One of the signs held up by a young Palestinian participant read: “Number of residents per trash cans: (Palestinian) East Jerusalem = 760, (Israeli) West Jerusalem = 291“.
A group of young Israeli men gathered in front of the demonstrators and did their own rousing chant, before heading through the Damascus Gate into the Old City, where they immediately quited down. They were headed across the Old City to the other side, where the Western Wall stands. A few Border Police soldiers in olive green uniforms and carrying large black weapons followed them, but did not provide a close escort.
The Mufti of Jerusalem, Sheikh Mohammed Hussein, and the Greek Orthodox Patriarch made separate appearances, and spoke in Arabic to Palestinian journalists.

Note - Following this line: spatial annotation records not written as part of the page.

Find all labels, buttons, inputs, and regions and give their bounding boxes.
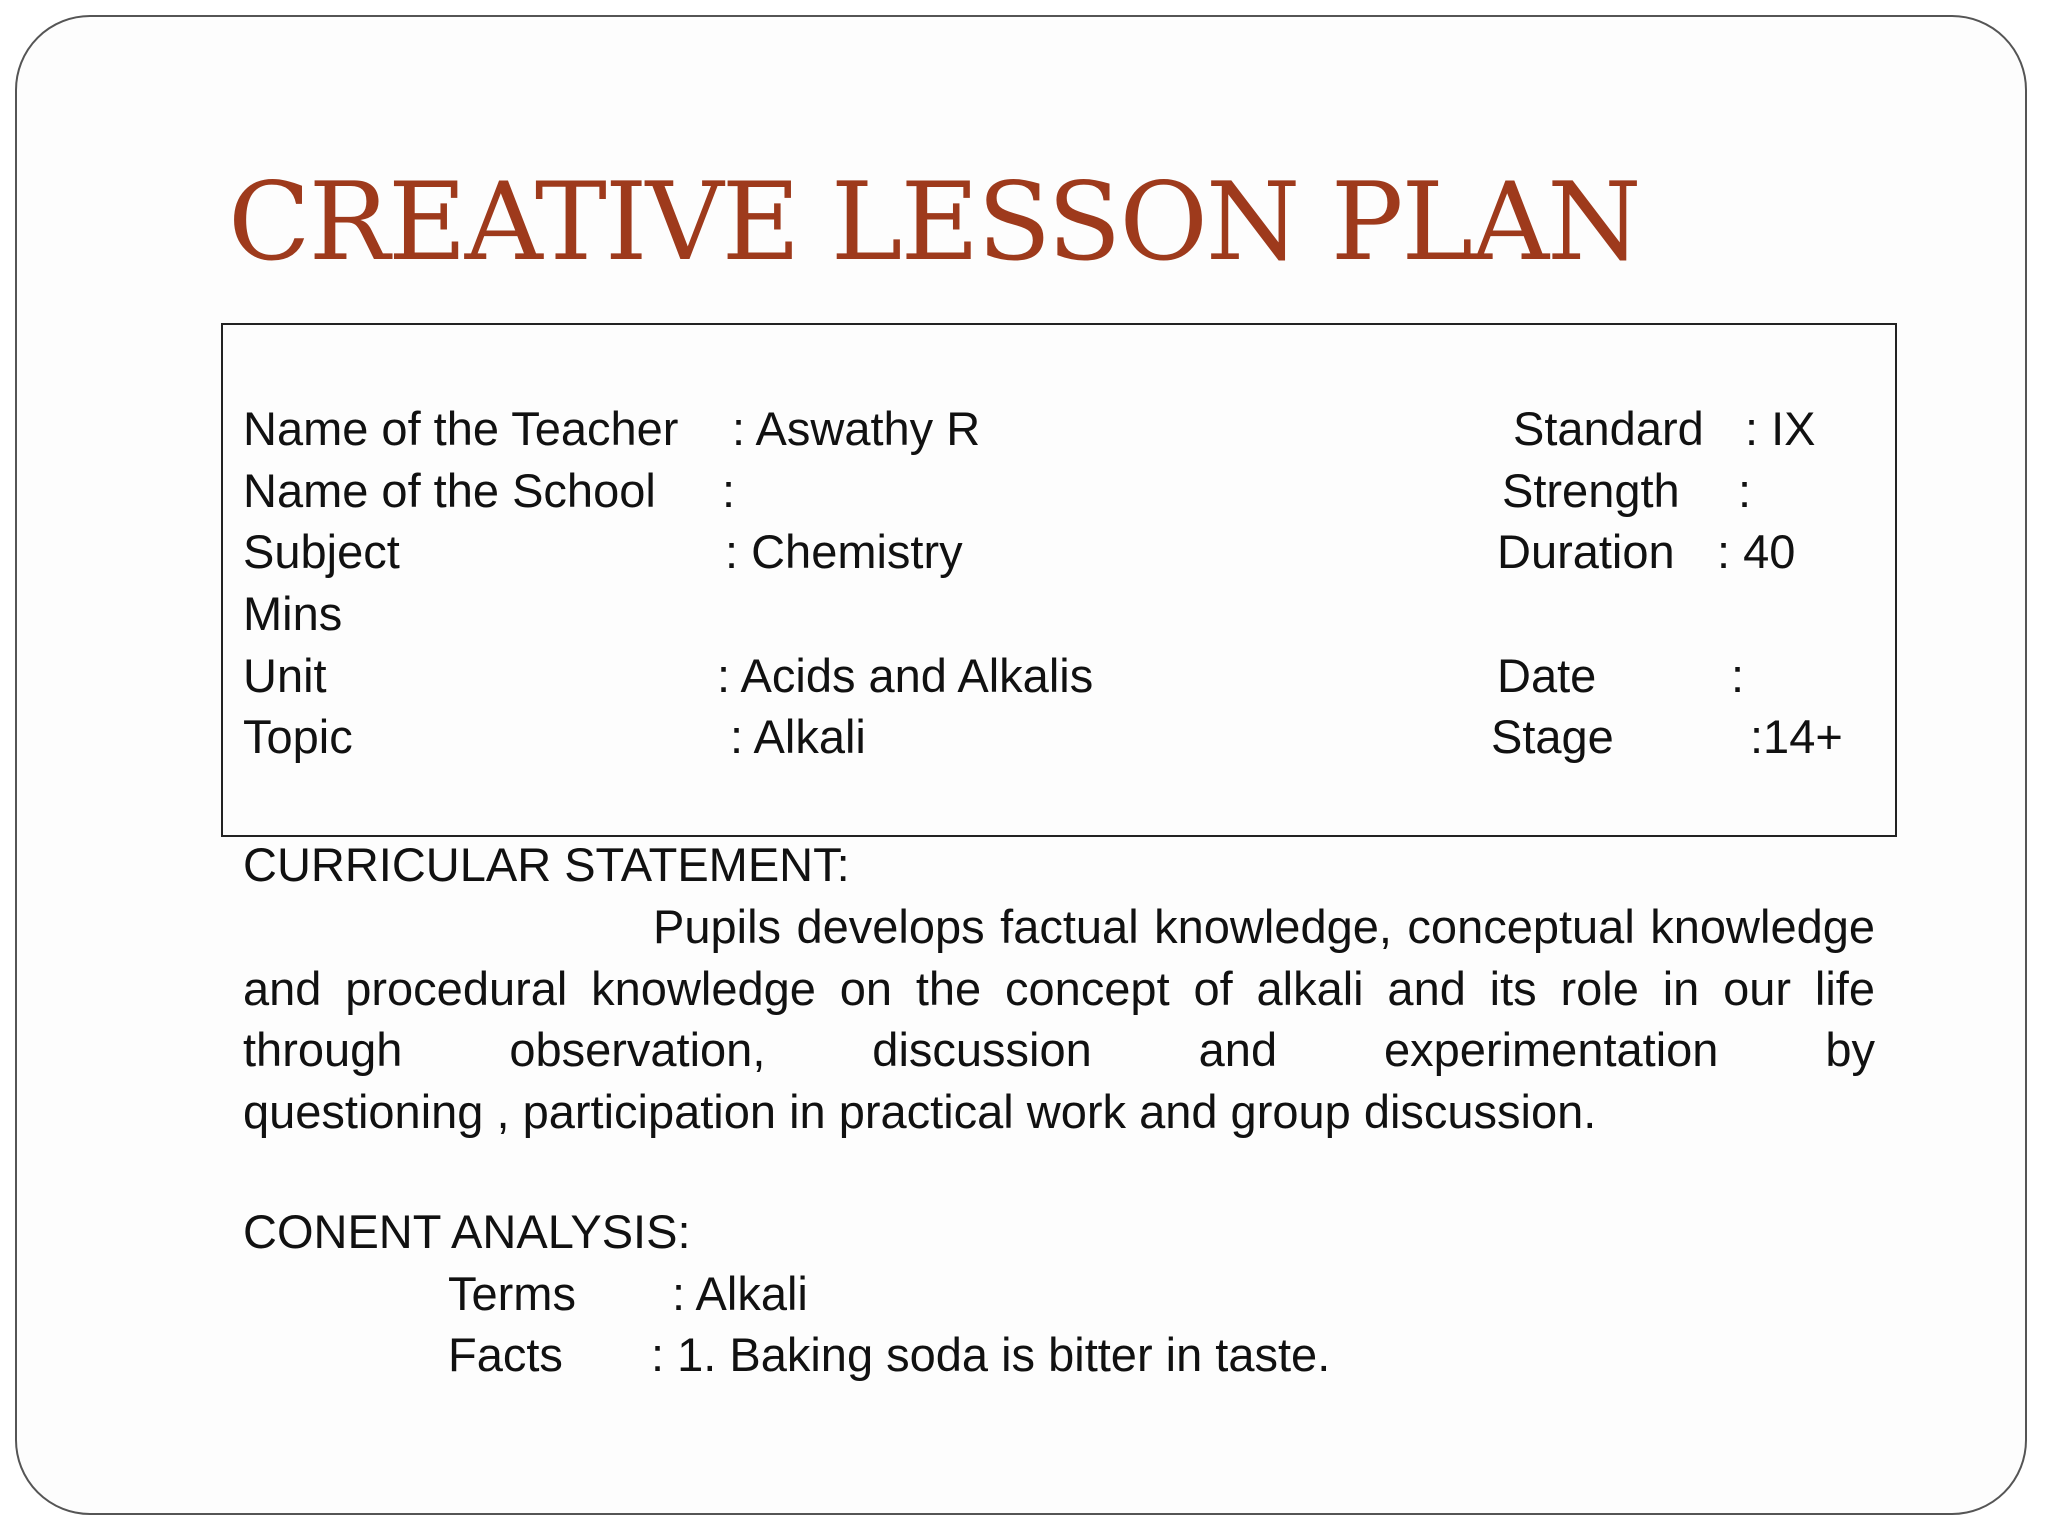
unit-value: : Acids and Alkalis — [717, 649, 1094, 702]
topic-value: : Alkali — [730, 710, 866, 763]
date-value: : — [1731, 649, 1745, 702]
subject-label: Subject — [243, 525, 400, 578]
duration-value: : 40 — [1717, 525, 1796, 578]
page-title: CREATIVE LESSON PLAN — [228, 160, 1640, 285]
stage-value: :14+ — [1750, 710, 1843, 763]
standard-value: : IX — [1745, 402, 1816, 455]
curricular-heading: CURRICULAR STATEMENT: — [243, 838, 850, 891]
teacher-name-label: Name of the Teacher — [243, 402, 679, 455]
school-name-label: Name of the School — [243, 464, 656, 517]
content-analysis-heading: CONENT ANALYSIS: — [243, 1205, 691, 1258]
subject-value: : Chemistry — [725, 525, 963, 578]
standard-label: Standard — [1513, 402, 1704, 455]
strength-label: Strength — [1502, 464, 1680, 517]
facts-label: Facts — [448, 1328, 563, 1381]
facts-value: : 1. Baking soda is bitter in taste. — [651, 1328, 1331, 1381]
topic-label: Topic — [243, 710, 353, 763]
duration-unit-label: Mins — [243, 587, 343, 640]
strength-value: : — [1738, 464, 1752, 517]
terms-value: : Alkali — [672, 1267, 808, 1320]
school-name-value: : — [722, 464, 736, 517]
duration-label: Duration — [1497, 525, 1675, 578]
terms-label: Terms — [448, 1267, 576, 1320]
curricular-paragraph-last-line: questioning , participation in practical work and group discussion. — [243, 1085, 1597, 1138]
stage-label: Stage — [1491, 710, 1614, 763]
teacher-name-value: : Aswathy R — [732, 402, 981, 455]
date-label: Date — [1497, 649, 1597, 702]
unit-label: Unit — [243, 649, 327, 702]
curricular-paragraph: Pupils develops factual knowledge, conceptual knowledge and procedural knowledge on the concept of alkali and its role in our life through observation, discussion and experimentation by — [243, 900, 1875, 1076]
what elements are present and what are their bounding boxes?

Hatem Abdel Qader, a Jerusalemite who was until recently the advisor of Palestinian Authority (PA) Prime Minister Salam Fayyad, who this week has become (he has been sworn in as) the newly-appointed PA Minister of Jerusalem Affairs in the new Palestinian government, was also at the demonstration. He said that he was working on a new strategy, despite the Israeli prohibition against PA activity in the city: “We want to make something to support our people, to end house demolitions, to face the high Jerusalem taxes. We are developing a plan to try to make the life of our citizens better …. We hope to open other institutions in East Jerusalem by working with some NGOs who have permission, in the fields of women, children, culture, education and law. We are facing a very big problem of building without permits, and we need lawyers and engineers to help make a [zoning or development] plan so that we can try to solve this problem”.
Photos of joint Palestinian-Israeli demonstration at Damascus Gate for Jerusalem Unification Day
courtesy of ACRI
This “Jerusalem Unification Day” was the first time that these groups made a collective public appearance, working together.